Tonight in Brooklyn I heard something I haven’t heard since my trip to the Middle East last summer - an Islamic call to prayer. The imam’s voice was the familiar haunting, melancholy chant. I couldn’t understand the words, but when I recognized what it was gave me pause. What calls me to pray?
For those of us who live in communities that don’t regularly call us to prayer (most of the people reading this, I assume, Johnson City folks excluded), what sparks our minds and hearts to turn towards God? Is it lost keys, a doctor’s visit, the win of a ball game, or sitting down to a meal? Some of us might pray in bed as we fall asleep or the especially saintly (in my night owl opinion) get up early and spend time with God.
But what is the call? What triggers that desire inside you? That trigger says a lot about what you think about God. Provider, healer, an ever present help in time of lost items. I would encourage you find something that regularly (daily or throughout the day) calls you to prayer, whether it be alone or with others, because God “is able to accomplish abundantly far more than all we can ask or imagine”!! When we align ourselves with God’s will our lives will take on new meaning and direction. We will begin to see people as God sees them and to be able to interpret life events through an eternal lense.

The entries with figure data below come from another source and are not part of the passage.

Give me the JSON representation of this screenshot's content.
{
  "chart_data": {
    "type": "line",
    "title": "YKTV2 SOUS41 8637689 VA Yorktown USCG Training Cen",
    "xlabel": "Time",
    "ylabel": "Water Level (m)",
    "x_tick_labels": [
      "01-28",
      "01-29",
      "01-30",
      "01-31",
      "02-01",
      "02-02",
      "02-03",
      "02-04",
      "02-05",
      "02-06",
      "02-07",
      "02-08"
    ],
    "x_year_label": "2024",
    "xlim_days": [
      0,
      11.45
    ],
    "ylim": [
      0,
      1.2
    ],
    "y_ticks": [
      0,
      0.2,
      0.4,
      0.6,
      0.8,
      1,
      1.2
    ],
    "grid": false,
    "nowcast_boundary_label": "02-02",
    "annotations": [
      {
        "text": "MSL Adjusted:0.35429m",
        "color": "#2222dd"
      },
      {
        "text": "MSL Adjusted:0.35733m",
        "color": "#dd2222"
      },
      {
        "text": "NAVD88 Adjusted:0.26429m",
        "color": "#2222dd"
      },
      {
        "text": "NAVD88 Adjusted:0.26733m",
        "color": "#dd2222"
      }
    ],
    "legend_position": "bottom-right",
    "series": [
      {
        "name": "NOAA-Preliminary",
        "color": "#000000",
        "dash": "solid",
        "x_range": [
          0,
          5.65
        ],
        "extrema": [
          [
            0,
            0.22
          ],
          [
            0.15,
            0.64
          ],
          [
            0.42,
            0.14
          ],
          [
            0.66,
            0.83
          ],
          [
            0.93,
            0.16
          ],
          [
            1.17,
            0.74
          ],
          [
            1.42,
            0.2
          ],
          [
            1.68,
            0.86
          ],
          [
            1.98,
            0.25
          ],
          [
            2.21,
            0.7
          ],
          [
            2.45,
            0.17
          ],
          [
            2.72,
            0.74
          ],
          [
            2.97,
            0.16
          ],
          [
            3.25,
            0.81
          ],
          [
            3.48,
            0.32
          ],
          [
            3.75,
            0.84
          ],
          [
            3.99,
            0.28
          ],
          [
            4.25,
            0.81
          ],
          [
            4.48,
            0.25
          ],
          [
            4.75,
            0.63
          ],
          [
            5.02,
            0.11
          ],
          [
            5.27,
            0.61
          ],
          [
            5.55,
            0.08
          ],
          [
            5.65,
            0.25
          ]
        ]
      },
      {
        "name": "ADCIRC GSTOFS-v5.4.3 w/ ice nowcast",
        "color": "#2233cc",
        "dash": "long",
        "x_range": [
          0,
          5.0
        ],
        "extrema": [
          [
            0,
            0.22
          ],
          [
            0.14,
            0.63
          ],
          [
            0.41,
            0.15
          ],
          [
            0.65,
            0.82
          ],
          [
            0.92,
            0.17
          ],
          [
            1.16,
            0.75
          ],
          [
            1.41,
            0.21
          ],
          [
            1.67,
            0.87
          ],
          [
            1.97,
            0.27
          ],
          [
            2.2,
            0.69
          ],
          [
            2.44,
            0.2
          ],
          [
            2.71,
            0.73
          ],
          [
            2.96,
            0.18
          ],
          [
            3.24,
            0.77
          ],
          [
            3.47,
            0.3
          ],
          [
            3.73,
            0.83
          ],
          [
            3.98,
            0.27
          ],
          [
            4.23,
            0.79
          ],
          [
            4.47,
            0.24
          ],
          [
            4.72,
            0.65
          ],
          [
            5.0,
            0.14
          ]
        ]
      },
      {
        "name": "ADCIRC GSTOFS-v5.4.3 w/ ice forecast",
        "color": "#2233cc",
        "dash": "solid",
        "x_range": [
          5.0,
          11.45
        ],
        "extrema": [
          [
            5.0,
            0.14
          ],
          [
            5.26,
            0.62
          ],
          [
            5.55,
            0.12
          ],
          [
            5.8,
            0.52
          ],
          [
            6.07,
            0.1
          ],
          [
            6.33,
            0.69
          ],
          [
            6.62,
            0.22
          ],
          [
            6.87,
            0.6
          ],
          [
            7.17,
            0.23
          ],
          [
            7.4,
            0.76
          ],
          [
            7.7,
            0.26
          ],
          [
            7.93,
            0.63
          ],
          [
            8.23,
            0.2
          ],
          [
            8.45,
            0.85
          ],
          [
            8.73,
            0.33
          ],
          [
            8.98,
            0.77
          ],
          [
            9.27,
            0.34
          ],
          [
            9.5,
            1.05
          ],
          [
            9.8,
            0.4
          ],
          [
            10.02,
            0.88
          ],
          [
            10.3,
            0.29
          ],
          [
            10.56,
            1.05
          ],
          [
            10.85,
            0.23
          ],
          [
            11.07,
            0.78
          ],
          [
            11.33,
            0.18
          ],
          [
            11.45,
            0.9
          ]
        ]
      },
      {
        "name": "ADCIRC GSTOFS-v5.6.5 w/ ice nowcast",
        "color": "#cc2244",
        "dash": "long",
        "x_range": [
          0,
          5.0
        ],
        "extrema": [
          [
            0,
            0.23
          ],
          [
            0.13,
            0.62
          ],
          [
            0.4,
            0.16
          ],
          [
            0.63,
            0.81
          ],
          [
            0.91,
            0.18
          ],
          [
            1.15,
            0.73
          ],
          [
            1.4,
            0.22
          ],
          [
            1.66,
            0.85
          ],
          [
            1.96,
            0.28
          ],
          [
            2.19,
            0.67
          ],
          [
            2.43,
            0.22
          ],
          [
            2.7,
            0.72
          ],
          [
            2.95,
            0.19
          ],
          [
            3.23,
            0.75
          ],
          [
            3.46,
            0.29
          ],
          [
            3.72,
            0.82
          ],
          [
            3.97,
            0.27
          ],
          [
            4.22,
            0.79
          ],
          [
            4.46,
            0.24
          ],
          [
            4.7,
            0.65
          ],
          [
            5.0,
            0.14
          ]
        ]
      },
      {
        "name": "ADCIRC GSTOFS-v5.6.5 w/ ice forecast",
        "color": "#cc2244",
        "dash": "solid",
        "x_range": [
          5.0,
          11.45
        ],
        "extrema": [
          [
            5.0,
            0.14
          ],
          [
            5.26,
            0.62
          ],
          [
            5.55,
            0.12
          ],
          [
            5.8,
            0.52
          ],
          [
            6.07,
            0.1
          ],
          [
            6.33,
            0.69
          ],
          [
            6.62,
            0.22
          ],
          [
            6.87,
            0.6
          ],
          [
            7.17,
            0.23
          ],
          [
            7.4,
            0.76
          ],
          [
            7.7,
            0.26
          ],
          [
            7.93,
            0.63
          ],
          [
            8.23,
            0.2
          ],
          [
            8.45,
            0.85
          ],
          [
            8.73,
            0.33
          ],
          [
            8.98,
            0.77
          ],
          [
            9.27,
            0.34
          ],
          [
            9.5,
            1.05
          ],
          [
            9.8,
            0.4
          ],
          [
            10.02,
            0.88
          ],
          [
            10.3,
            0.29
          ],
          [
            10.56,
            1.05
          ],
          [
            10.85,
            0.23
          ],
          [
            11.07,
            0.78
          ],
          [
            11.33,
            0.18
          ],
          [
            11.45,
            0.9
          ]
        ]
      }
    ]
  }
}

So to get you started, here’s one of my favorite prayers, from the letter to Ephesus: ”I pray that, according to the riches of his glory, he may grant that you may be strengthened in your inner being with power through his Spirit, and that Christ may dwell in your hearts through faith, as you are being rooted and grounded in love. I pray that you may have the power to comprehend, with all the saints, what is the breadth and length and height and depth, and to know the love of Christ that surpasses knowledge, so that you may be filled with all the fullness of God. Now to him who by the power at work within us is able to accomplish abundantly far more than all we can ask or imagine, to him be glory in the church and in Christ Jesus to all generations, for ever and ever. Amen” (Ephesians 3:16-21).